From there we see the character’s relationship a with his hooker girlfriend Frankie, with his father and mother-in-law, and his bookie (played by Brad Dourif, reuniting with Herzog after their under-appreciated science fiction film The Wild Blue Yonder ) develop. The film takes a turn when McDonagh has to protect a witness of one of Big Fate’s massacres and the taking an even stranger turn as he and Frankie get in trouble with another gangster.
The plot might make the film come off as just another bad cop film that we are subjected to year after year, trying their hardest to be like the original Bad Lieutenant (ex: Training Day, Harsh Times etc.) and I would agree. The plot and script could have made this just another rudimentary exercise in the genre, but because Herzog is behind the material, we instead have an absurdist take on the genre that surprisingly works. We have the typical scenes that are expected from a cop film like a cop abusing his authority like asking for sexual favors, doing drugs with the “bad” guys, and the hard core interrogation scene. But instead of trying to aim for realism in a plot that is so cartoonish, Herzog embraces the campy aspects of the script. Unlike a film like this year’s Taken, we aren’t ever thinking “wow this would never happen in real life.” Here we see scenes like McDonagh pulling his gun out on two old women or reciting his “Nigger Elk” monologue while smoking his “lucky crack pipe” and we just go with it.
Herzog’s other touches shows like the already infamous iguana scene as well as a dance scene near the end that might have some thinking back to the dancing chickens in the end of Stroszek. It adds a strange surrealist touch that is very daring for a mainstream film; But what word better word describes Herzog than “daring.”By highlighting on the absurdity of the McDonagh’s situation and actions reminds us just how ridiculous this genre really is sometimes (even Ferrara’s film suffers from this when we see the Lieutenant blow his top and fire at his car radio).
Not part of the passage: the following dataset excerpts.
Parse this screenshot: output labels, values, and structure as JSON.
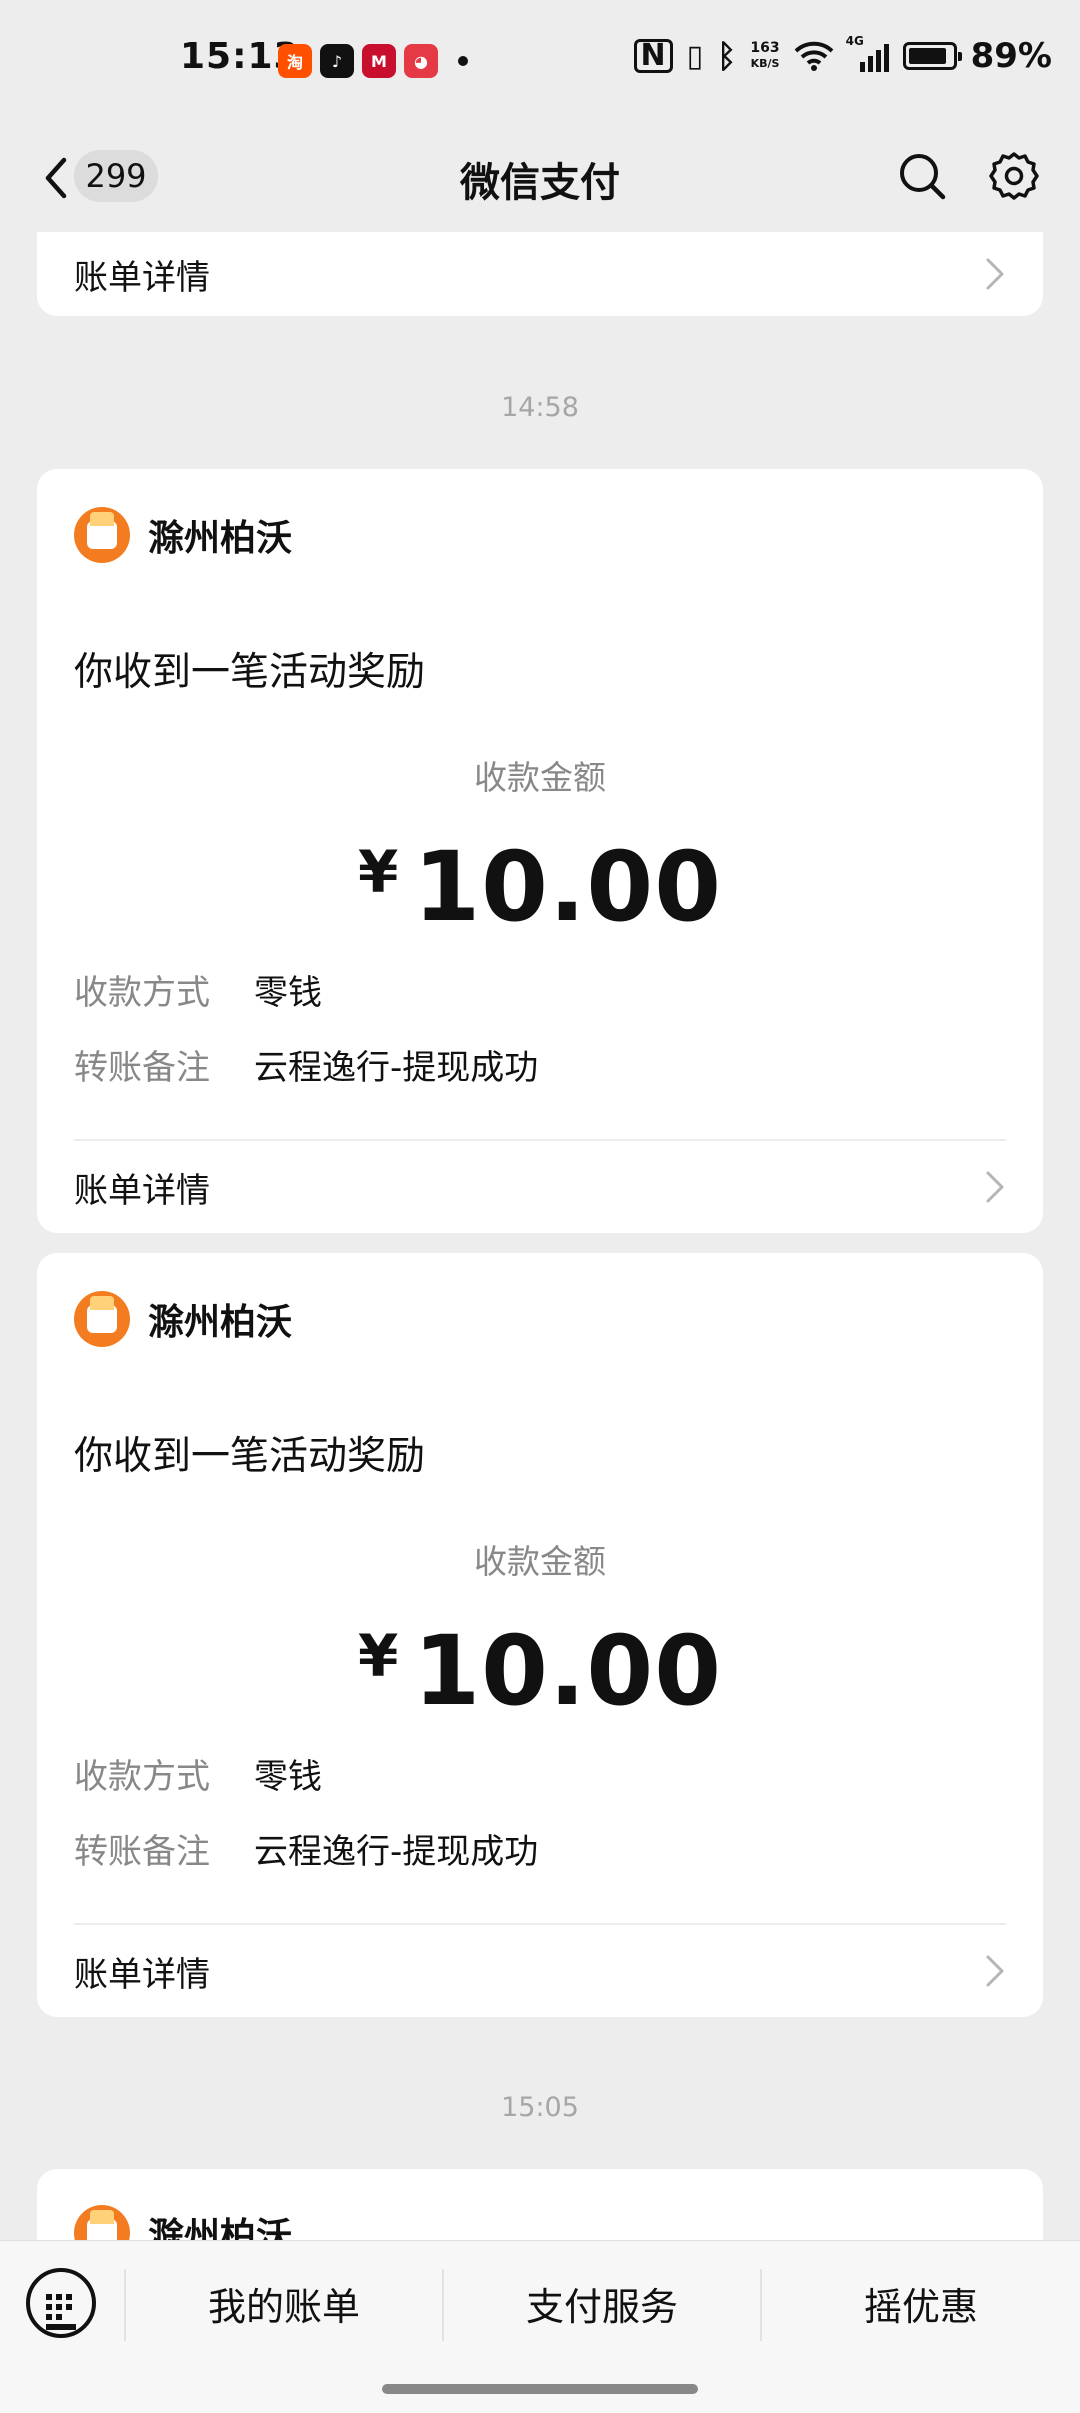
{
  "status_bar": {
    "time": "15:13",
    "net_speed_value": "163",
    "net_speed_unit": "KB/S",
    "signal_label": "4G",
    "battery_percent": "89%",
    "battery_level": 0.89,
    "app_icons": [
      "taobao-icon",
      "douyin-icon",
      "bank-icon",
      "game-icon"
    ]
  },
  "header": {
    "unread_count": "299",
    "title": "微信支付"
  },
  "top_card": {
    "detail_label": "账单详情"
  },
  "timestamps": [
    "14:58",
    "15:05"
  ],
  "cards": [
    {
      "merchant": "滁州柏沃",
      "headline": "你收到一笔活动奖励",
      "amount_label": "收款金额",
      "currency": "¥",
      "amount": "10.00",
      "method_key": "收款方式",
      "method_value": "零钱",
      "note_key": "转账备注",
      "note_value": "云程逸行-提现成功",
      "detail_label": "账单详情"
    },
    {
      "merchant": "滁州柏沃",
      "headline": "你收到一笔活动奖励",
      "amount_label": "收款金额",
      "currency": "¥",
      "amount": "10.00",
      "method_key": "收款方式",
      "method_value": "零钱",
      "note_key": "转账备注",
      "note_value": "云程逸行-提现成功",
      "detail_label": "账单详情"
    },
    {
      "merchant": "滁州柏沃"
    }
  ],
  "bottom_menu": [
    "我的账单",
    "支付服务",
    "摇优惠"
  ],
  "colors": {
    "page_bg": "#ededed",
    "card_bg": "#ffffff",
    "merchant_avatar": "#f47c20",
    "muted_text": "#888888"
  }
}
But what is more daring than Herzog’s direction is the unforgettable performance by Nicolas Cage. Cage’s reputation for going over the top is well documented in many films this decade and has often been the subject of ridicule by many. But sometimes the material fails him rather than the other way around: take for example Alex Proyas’ Knowing, a film lauded by Roger Ebert but hated by almost every other critic this year. In other films, Nicolas Cage’s over the top performance sometimes helps give the film a sort of camp status, like with Neil LaBute’s undeniably misguided remake of The Wicker Man. Here Cage does go over the top, but because the film asks for him to be eccentric, his performance works. Its the type of performance that Nicolas Cage has mastered to perfection in other films like David Lynch’s underrated Wild at Heart or Robert Bierman’s Vampire’s Kiss. It might not be the type of dramatic method acting that usually gets people’s eyes, but that doesn’t mean it’s not one without merit. In many ways what Cage does in this film is just as worth of award praise as Sean Penn’s portrayal as Harvey Milk (not to mention a lot more entertaining to watch).
I don’t imagine this to get really winning any awards come the end of this month and don’t think this as highly as Herzog’s other great films; but there something fun seeing a great auteur exploring new grounds and seeing an actor back in full form.